The statue’s unveiling in 2021. (Courtesy of League 42)
Less than three years later, when that statue disappeared, the response was visceral.
“I feel like I have lost a close friend or relative and my anger is raging,” Lutz wrote that day on Facebook. “I honestly don’t know what to do.”
Lutz, although, was rapidly overwhelmed by an outpouring of help. People from Wichita and much past reached out. Community members gathered on the Jackie Robinson Pavilion as a form of vigil. They positioned roses and a purple hat with the quantity 42 the place the statue as soon as stood. A heart-shaped word on the flowers learn: We miss you. They discovered the mildew from the unique statue is nonetheless viable, and a GoFundMe account raised practically $50,000 for a new statue in two days.

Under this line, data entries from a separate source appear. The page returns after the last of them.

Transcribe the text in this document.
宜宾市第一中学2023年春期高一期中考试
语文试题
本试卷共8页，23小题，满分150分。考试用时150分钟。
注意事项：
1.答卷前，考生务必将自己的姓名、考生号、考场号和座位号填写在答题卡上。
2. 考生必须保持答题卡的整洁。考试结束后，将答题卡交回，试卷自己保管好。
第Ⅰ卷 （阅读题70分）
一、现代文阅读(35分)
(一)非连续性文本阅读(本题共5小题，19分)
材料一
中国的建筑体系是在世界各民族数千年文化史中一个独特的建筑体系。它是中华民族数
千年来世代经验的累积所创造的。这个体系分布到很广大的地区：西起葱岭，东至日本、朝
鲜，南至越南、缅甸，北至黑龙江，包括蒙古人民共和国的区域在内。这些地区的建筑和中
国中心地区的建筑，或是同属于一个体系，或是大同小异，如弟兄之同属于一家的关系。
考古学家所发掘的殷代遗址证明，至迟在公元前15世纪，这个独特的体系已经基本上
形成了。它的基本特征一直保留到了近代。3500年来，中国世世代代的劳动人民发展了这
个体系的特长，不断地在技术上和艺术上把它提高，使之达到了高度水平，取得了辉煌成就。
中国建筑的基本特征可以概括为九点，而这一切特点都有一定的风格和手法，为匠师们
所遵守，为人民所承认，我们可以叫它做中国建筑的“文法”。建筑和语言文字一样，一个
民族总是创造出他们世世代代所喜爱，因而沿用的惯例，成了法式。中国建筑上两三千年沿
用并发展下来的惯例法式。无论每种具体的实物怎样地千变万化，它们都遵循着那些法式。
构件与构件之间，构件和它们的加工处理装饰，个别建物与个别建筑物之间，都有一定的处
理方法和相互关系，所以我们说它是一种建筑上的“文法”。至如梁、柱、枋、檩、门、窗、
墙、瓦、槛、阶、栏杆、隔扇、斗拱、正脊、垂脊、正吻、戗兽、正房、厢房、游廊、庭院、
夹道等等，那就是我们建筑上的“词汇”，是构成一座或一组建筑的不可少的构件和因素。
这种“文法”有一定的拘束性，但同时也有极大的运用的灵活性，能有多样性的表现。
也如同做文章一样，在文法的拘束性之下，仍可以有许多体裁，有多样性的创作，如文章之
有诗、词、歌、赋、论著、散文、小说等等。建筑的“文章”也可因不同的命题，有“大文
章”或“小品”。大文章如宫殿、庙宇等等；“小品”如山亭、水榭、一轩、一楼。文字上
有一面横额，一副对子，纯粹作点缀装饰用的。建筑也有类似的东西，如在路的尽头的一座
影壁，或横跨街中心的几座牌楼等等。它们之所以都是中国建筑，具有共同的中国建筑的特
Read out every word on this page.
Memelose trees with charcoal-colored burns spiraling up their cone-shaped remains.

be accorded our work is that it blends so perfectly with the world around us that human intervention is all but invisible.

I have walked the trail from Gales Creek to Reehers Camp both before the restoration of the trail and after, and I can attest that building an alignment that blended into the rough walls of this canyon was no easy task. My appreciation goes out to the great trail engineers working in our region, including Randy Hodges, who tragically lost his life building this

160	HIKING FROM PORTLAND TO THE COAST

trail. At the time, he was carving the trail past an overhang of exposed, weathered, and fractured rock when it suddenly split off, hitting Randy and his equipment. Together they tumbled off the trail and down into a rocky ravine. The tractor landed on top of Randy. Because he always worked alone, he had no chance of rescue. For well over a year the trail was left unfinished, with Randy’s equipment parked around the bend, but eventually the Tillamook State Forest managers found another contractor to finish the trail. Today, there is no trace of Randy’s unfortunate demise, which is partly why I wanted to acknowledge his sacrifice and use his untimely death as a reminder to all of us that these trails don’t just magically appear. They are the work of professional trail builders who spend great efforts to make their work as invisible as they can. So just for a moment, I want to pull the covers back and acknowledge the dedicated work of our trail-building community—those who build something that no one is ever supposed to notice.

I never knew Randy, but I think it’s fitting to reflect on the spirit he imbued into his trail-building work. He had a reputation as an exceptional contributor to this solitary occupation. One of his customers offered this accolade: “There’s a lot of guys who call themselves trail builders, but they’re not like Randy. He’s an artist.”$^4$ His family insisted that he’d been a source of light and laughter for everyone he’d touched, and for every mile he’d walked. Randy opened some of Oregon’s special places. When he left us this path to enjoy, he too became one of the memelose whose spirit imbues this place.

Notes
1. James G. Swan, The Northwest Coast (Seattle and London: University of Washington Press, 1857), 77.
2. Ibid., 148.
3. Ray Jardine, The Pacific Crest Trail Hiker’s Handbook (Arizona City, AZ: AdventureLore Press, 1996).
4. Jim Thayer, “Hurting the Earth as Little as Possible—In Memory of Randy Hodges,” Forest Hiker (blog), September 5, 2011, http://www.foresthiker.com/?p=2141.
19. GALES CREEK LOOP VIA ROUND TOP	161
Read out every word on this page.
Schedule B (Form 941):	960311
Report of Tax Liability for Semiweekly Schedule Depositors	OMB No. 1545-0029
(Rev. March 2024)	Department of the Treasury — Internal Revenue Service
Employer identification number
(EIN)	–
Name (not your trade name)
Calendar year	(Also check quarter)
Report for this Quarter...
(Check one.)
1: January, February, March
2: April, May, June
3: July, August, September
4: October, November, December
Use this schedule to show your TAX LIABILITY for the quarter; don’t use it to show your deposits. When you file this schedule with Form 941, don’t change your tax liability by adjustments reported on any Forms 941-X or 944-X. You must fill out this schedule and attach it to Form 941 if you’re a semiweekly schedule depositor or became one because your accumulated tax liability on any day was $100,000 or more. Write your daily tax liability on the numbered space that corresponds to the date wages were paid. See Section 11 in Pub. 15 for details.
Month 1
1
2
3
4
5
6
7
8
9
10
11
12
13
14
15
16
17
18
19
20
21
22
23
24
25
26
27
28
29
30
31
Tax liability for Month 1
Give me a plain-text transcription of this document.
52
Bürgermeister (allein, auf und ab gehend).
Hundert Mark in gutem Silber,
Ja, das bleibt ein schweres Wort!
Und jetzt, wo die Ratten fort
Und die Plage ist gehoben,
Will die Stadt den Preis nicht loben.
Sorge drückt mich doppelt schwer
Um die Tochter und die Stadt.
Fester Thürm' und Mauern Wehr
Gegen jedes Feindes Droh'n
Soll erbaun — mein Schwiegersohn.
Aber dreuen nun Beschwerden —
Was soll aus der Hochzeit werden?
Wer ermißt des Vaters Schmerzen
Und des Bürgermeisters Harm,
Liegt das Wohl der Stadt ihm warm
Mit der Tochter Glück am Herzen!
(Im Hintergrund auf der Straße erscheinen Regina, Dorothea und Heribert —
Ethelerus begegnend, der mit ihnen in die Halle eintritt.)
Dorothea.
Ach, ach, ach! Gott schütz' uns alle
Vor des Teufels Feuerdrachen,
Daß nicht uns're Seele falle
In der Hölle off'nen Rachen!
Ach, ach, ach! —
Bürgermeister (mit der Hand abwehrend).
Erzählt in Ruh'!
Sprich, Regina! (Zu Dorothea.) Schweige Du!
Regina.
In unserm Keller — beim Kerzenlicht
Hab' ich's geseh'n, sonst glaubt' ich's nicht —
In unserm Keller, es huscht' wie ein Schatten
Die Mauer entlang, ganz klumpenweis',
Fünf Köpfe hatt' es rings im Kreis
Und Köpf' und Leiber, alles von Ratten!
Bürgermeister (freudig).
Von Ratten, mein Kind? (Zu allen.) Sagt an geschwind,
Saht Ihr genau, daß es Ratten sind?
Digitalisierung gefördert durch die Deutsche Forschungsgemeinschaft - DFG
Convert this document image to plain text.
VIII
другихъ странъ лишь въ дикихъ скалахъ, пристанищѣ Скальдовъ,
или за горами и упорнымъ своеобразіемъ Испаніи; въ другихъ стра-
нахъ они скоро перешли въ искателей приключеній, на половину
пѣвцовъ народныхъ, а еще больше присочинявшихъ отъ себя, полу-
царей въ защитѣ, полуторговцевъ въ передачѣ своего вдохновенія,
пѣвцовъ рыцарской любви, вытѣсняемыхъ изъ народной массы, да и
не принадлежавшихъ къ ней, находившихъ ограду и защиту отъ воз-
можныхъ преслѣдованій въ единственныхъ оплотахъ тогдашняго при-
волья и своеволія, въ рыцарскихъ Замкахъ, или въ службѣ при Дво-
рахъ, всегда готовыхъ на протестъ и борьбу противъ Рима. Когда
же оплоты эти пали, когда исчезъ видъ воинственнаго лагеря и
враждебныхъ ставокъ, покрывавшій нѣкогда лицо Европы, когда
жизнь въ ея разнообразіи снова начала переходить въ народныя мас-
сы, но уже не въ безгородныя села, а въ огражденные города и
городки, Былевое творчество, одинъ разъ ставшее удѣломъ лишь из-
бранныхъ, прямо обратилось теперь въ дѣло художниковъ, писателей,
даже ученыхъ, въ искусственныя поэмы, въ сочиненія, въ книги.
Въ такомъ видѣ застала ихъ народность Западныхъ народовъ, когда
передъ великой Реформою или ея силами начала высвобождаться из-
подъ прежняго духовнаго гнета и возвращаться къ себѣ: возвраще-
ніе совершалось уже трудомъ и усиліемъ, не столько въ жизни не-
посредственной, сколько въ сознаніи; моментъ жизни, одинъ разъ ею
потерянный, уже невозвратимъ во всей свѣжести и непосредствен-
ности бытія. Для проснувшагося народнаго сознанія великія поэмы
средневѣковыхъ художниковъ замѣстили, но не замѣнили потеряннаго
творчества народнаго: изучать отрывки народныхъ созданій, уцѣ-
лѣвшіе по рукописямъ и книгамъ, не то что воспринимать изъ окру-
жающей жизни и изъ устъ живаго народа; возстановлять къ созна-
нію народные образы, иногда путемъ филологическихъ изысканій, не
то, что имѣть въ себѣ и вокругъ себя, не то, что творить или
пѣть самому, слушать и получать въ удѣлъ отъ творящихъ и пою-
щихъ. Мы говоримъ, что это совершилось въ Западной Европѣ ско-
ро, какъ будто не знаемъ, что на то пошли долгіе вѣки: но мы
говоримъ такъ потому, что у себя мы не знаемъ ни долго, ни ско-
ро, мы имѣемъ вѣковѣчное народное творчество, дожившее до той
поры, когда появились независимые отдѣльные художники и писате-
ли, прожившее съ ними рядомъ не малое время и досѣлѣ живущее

We had a good, if not heat, gathering on the website of our stolen Jackie Robinson statue. Thanks to everybody who got here out. It was good to be collectively, and particularly to see a good variety of our children and gamers. I really like them. pic.twitter.com/3jHwUYfJJS
— Bob Lutz (@boblutz) January 27, 2024
Lutz additionally acquired phrases of encouragement from Bob Kendrick, president of the Negro Leagues Museum in Kansas City, Mo., who had visited League 42 in 2022 and brought a image with the Robinson statue. “We got your back,” Kendrick informed him.
“They’re doing tremendously valuable work in opening up opportunities for kids of all colors to play this game, which is something that the museum has as part of its mission,” Kendrick stated. “We’re here to preserve a precious piece of baseball americana and its past. We also have an important role in helping grow our game.”
The lack of the statue, Kendrick stated, can function an unlucky reminder of the hatred that also persists in society.
“With progress,” Kendrick stated, “comes that tendency to forget.”
In 2021, locals in Cairo, Ga., found a historic marker commemorating the place of Robinson’s beginning had been peppered with hearth from a shotgun. Authorities noticed heightened injury around the phrases “Negro American” and “baseball’s color barrier.” Major League Baseball responded with a $40,000 reward to the Georgia Historical Society, permitting for a new marker and an endowment fund in Robinson’s title.
In Wichita, whereas police proceed their seek for the perpetrators behind the theft, the neighborhood continues to rally behind the group. It has left Lutz emotionally overwhelmed in a totally different approach.
Observing from afar, Kendrick notes the parallels between League 42 and the person it honors.
“You can steal the statue, but you cannot steal the spirit of what Jackie represented,” Kendrick stated. “I think what you’re seeing from the public at large is a Jackie Robinson-like resolve for good to overcome evil. And so every time that you’re ready to give up on humanity — and we know we can’t give up on humanity — humanity steps up to the plate and reminds us of what we already know: There are more good people than bad people. Always has been, always will be.”
Since the theft of the statue, Lutz has been offering fixed updates on his Facebook web page. In a put up Tuesday, he vented concerning the unknowable motives behind those that stole and burned the statue. Why did they do it? Have they felt any regret? Do they know of Jackie Robinson and why he stays such a poignant image of hope?
“I hope to learn more about the perpetrators in the coming days,” Lutz wrote. “If they were brought into my office at the Leslie Rudd Learning Center, I would not be angry. I would ask them the questions I’ve posed here. And I hope I would listen.”